NIH outlines future of NCRR grants on the heels of NCATS creation

The National Institutes of Health is moving full steam ahead with plans to establish the new National Center for Advancing Translational Sciences. The NCATS formation represents the largest reorganization at the NIH in more than a decade, and NIH leadership is eager to bring this new center online.

Transparency appears to be a key issue in the NCATS reorganization, possibly in response to the controversy raised over the seemingly hasty pace with which NIH moved to establish NCATS. Now that NCATS has its official seal of approval, the NIH leadership seems to be focused on providing as much information as possible about how the reorganization will occur.

One of the many concerns from the extramural research community was how the programs housed in the National Center for Research Resources (which NCTAS has replaced) would be handled. A list of the reassignments for NCCR programs can be found here. Last week, NIH announced the creation of two new divisions within the National Institute of General Medical Sciences that will each administer programs from NCRR, along with its own.

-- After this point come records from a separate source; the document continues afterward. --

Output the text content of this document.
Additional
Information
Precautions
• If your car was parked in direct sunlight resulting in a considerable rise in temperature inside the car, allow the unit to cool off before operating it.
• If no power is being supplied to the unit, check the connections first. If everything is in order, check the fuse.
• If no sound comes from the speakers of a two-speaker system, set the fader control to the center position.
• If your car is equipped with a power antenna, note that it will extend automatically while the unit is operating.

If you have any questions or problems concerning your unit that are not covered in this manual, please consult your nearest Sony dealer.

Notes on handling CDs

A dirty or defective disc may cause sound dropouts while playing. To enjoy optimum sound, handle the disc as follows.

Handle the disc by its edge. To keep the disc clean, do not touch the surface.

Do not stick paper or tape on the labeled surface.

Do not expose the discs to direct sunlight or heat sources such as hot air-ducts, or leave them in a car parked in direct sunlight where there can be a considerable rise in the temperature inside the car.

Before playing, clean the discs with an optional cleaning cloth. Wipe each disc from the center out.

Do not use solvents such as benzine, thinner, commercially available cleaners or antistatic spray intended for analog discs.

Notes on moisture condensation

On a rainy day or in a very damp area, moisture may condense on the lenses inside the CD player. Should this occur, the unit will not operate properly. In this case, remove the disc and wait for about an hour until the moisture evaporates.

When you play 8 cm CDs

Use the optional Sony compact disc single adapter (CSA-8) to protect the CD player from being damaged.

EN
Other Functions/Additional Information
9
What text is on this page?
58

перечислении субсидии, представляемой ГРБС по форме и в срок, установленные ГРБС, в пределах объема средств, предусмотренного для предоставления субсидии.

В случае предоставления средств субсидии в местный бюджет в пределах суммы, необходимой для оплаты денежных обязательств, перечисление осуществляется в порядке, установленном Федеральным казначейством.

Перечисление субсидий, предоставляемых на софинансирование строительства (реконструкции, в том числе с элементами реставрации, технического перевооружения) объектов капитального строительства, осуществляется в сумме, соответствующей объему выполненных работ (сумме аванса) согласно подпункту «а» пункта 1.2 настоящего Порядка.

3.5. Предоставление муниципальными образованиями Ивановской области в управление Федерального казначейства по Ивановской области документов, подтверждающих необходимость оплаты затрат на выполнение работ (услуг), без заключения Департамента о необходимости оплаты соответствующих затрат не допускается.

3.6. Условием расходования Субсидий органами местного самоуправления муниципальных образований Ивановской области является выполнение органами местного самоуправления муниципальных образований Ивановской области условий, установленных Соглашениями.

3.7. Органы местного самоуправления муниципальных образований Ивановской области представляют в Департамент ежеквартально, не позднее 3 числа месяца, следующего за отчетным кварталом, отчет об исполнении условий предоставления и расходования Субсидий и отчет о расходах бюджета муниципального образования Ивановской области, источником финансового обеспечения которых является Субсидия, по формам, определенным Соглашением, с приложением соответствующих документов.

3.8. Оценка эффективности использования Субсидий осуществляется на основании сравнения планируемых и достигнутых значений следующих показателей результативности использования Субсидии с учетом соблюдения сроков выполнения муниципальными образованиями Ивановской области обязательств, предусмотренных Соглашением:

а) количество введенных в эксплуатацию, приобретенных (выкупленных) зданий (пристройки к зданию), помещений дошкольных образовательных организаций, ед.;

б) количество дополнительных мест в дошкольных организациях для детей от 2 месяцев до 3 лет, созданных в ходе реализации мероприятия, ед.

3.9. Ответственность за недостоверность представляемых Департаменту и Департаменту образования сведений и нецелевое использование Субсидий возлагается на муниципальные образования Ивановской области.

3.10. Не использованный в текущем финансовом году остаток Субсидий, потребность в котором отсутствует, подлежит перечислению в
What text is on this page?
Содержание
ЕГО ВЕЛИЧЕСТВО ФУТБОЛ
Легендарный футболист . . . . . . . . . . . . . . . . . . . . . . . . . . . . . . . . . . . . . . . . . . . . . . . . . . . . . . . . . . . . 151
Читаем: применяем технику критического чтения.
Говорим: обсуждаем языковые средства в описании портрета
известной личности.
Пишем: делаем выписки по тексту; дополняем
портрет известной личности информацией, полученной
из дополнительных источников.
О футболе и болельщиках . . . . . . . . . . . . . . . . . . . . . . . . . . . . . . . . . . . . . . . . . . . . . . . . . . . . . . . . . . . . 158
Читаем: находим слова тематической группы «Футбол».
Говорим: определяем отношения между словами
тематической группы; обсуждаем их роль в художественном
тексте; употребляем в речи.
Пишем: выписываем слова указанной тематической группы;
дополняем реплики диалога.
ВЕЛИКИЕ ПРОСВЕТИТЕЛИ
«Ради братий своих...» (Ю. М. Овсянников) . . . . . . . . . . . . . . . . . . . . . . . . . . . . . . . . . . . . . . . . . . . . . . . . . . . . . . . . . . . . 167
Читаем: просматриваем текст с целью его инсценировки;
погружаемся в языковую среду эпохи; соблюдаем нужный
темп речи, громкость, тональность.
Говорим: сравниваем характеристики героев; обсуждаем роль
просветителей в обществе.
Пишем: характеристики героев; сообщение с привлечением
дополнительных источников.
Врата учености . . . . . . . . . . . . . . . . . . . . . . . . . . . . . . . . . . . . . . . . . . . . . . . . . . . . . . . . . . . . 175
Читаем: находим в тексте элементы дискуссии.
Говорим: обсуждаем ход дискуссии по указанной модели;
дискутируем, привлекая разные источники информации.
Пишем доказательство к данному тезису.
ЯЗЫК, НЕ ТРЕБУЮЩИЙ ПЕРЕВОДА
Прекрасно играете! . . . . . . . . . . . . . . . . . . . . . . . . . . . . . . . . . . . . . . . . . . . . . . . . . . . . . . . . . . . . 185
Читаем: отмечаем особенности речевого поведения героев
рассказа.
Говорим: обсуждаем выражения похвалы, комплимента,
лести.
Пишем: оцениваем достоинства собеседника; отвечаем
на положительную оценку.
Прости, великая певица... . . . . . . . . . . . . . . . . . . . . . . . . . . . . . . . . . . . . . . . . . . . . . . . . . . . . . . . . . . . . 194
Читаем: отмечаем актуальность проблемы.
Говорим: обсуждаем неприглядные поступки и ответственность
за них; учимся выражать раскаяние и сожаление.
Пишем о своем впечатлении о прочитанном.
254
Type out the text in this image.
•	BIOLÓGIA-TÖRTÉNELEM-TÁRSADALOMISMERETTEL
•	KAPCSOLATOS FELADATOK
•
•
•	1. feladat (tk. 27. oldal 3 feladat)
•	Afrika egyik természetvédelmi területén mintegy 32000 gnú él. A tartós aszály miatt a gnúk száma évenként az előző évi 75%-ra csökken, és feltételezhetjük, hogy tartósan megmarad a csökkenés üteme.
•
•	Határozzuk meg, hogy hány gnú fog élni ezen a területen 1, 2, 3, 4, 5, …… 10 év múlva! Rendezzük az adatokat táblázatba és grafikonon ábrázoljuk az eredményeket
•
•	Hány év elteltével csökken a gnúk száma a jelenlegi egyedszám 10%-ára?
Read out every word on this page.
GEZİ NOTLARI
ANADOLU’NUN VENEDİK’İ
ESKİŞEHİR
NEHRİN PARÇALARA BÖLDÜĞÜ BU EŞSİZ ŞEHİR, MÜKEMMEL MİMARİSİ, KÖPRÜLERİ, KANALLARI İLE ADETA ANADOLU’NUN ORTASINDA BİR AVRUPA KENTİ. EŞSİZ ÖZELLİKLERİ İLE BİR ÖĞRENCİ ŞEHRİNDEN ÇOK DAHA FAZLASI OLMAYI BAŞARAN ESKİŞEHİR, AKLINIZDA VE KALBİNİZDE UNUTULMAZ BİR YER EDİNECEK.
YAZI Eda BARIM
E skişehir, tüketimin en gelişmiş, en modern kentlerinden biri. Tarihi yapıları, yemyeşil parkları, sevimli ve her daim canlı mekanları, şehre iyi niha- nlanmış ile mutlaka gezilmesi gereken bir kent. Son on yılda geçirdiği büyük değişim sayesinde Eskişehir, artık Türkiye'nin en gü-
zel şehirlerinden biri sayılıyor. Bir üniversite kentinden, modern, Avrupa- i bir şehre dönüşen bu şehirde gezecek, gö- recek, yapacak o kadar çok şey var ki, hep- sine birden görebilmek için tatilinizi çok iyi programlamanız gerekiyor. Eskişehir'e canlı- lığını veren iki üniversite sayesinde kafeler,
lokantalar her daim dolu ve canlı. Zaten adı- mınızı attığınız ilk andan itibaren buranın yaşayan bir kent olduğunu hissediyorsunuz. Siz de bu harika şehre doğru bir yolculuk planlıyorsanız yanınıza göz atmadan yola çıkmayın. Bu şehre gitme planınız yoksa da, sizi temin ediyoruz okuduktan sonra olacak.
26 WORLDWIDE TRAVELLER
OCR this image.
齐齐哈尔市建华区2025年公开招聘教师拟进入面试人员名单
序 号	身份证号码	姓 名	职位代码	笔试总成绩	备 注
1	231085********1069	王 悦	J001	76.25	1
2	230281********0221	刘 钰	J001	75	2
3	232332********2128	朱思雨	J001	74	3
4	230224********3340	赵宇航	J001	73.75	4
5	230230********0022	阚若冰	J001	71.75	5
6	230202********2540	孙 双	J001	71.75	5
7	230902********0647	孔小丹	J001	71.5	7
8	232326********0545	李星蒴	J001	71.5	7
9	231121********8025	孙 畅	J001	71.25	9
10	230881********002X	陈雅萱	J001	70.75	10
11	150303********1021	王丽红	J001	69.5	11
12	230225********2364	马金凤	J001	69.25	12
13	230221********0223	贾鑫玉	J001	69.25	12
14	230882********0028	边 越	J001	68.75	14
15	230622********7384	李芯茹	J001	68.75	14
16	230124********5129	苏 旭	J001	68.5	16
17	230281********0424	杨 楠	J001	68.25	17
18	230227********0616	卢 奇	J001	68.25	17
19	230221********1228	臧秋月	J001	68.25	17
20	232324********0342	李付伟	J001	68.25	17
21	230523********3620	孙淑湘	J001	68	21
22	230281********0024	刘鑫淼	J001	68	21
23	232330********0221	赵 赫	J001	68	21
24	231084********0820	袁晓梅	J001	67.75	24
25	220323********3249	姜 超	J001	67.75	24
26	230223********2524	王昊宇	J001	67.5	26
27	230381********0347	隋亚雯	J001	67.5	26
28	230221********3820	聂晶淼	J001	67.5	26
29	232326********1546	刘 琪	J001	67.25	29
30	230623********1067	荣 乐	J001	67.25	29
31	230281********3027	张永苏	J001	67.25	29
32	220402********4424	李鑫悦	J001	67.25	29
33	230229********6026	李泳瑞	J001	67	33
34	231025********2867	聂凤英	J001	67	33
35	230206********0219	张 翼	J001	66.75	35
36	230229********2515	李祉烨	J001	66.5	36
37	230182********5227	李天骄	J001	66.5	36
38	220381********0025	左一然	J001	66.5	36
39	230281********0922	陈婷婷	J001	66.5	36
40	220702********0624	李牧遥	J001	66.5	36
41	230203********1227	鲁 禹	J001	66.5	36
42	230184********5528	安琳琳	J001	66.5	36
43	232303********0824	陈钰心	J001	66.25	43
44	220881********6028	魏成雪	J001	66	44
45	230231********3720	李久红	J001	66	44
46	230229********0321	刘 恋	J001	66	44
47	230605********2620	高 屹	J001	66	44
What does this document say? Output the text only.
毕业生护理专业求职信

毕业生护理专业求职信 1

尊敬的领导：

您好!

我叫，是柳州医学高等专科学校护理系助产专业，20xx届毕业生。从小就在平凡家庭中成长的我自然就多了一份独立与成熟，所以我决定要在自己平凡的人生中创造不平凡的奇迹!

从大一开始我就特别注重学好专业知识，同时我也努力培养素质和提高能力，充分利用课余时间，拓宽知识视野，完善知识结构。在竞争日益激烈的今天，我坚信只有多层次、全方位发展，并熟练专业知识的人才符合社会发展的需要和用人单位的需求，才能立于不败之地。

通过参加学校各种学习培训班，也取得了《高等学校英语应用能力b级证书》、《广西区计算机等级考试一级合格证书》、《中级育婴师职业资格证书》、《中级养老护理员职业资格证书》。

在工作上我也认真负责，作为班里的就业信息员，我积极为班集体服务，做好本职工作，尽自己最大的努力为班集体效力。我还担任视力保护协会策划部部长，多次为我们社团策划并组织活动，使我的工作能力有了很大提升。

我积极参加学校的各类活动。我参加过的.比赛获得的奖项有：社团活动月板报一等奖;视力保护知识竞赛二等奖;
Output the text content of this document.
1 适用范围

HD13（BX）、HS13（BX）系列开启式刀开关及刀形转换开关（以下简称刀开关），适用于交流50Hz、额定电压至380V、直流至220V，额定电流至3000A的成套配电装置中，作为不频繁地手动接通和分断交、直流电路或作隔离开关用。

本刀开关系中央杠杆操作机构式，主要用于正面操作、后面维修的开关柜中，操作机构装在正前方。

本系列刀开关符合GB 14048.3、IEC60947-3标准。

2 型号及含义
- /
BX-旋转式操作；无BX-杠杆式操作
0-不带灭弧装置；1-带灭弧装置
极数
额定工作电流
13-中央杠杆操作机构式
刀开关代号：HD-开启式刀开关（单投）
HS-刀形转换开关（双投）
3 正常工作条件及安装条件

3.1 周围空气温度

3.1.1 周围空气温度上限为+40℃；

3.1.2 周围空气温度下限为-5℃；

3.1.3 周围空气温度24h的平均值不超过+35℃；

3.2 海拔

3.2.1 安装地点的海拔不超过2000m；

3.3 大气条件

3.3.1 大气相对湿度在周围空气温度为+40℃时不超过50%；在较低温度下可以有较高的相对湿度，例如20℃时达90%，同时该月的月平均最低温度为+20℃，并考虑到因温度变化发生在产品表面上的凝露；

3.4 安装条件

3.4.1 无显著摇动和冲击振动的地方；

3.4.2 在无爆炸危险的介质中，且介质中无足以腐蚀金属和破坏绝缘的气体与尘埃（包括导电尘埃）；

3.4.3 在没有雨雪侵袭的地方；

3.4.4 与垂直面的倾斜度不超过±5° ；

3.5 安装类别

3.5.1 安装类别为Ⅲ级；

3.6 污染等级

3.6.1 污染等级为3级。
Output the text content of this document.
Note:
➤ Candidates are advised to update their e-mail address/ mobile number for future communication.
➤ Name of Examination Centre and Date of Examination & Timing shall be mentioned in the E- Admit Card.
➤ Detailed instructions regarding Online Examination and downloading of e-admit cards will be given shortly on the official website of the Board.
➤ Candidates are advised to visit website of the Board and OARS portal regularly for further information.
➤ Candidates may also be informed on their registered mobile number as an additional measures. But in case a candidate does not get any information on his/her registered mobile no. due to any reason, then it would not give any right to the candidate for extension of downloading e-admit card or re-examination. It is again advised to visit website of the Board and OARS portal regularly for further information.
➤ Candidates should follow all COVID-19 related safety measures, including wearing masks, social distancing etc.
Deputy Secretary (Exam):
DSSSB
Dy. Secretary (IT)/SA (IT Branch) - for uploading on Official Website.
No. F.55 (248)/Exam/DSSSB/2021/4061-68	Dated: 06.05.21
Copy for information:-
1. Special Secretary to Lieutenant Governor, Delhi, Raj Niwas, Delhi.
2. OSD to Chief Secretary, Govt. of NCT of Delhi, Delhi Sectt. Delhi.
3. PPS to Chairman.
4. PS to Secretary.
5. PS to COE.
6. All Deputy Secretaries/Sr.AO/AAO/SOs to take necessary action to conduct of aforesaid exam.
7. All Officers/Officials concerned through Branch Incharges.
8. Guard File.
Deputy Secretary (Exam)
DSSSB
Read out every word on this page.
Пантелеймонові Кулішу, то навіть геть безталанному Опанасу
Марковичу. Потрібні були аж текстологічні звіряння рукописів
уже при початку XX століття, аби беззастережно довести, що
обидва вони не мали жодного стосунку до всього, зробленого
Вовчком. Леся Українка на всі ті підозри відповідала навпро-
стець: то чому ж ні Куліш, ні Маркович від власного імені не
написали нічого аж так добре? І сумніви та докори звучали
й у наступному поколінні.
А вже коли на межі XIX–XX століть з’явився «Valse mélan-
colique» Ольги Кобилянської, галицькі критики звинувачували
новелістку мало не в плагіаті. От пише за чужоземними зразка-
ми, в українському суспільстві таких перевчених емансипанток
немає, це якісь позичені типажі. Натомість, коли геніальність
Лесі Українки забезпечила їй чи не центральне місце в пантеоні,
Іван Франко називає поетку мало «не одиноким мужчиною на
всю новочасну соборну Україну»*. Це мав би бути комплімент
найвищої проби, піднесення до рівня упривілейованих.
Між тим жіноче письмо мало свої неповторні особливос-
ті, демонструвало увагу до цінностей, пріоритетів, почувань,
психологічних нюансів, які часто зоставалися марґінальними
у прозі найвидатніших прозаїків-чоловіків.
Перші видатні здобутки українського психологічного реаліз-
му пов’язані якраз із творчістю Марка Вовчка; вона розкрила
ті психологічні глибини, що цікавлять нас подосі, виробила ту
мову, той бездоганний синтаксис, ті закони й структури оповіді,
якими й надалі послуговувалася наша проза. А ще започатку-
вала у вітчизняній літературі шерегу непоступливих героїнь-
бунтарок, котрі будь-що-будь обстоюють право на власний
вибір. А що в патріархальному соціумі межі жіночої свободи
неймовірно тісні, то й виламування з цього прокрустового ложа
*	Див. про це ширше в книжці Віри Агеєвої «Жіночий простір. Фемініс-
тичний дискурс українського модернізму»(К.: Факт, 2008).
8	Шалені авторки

In a blog piece posted Friday, Sally Rockey, deputy director for extramural research at NIH, outlined the new programs that will be housed in NCATS. The Clinical and Translational Science Awards, formerly administered by NCRR, will be transferred to NCATS and represents a significant portion on the new center’s budget. Some CTSA directors are concerned about the future of certain awards that don’t have a clear translational focus. In an interview with ScienceInsider, NCATS acting director Thomas Insel said that NIH wants to preserve the range of CTSA activities but added that the program should expect to “evolve.”

In her blog, Rockey goes on to describe efforts to ensure that the transition of NCRR grants to their new homes goes as smoothly as possible. An NIH Guide notice released Jan. 6 details what principle investigators/project directors who received funding from NCRR should expect in the coming weeks as these awards are transferred to their new IC. The notice stated that “these transfers will not change any of the terms and conditions of the current awards or the level of funding anticipated for future non-competing awards (pending the availability of funds).”

The ASBMB Office of Public Affairs will continue to keep you updated on NIH reorganizational issues.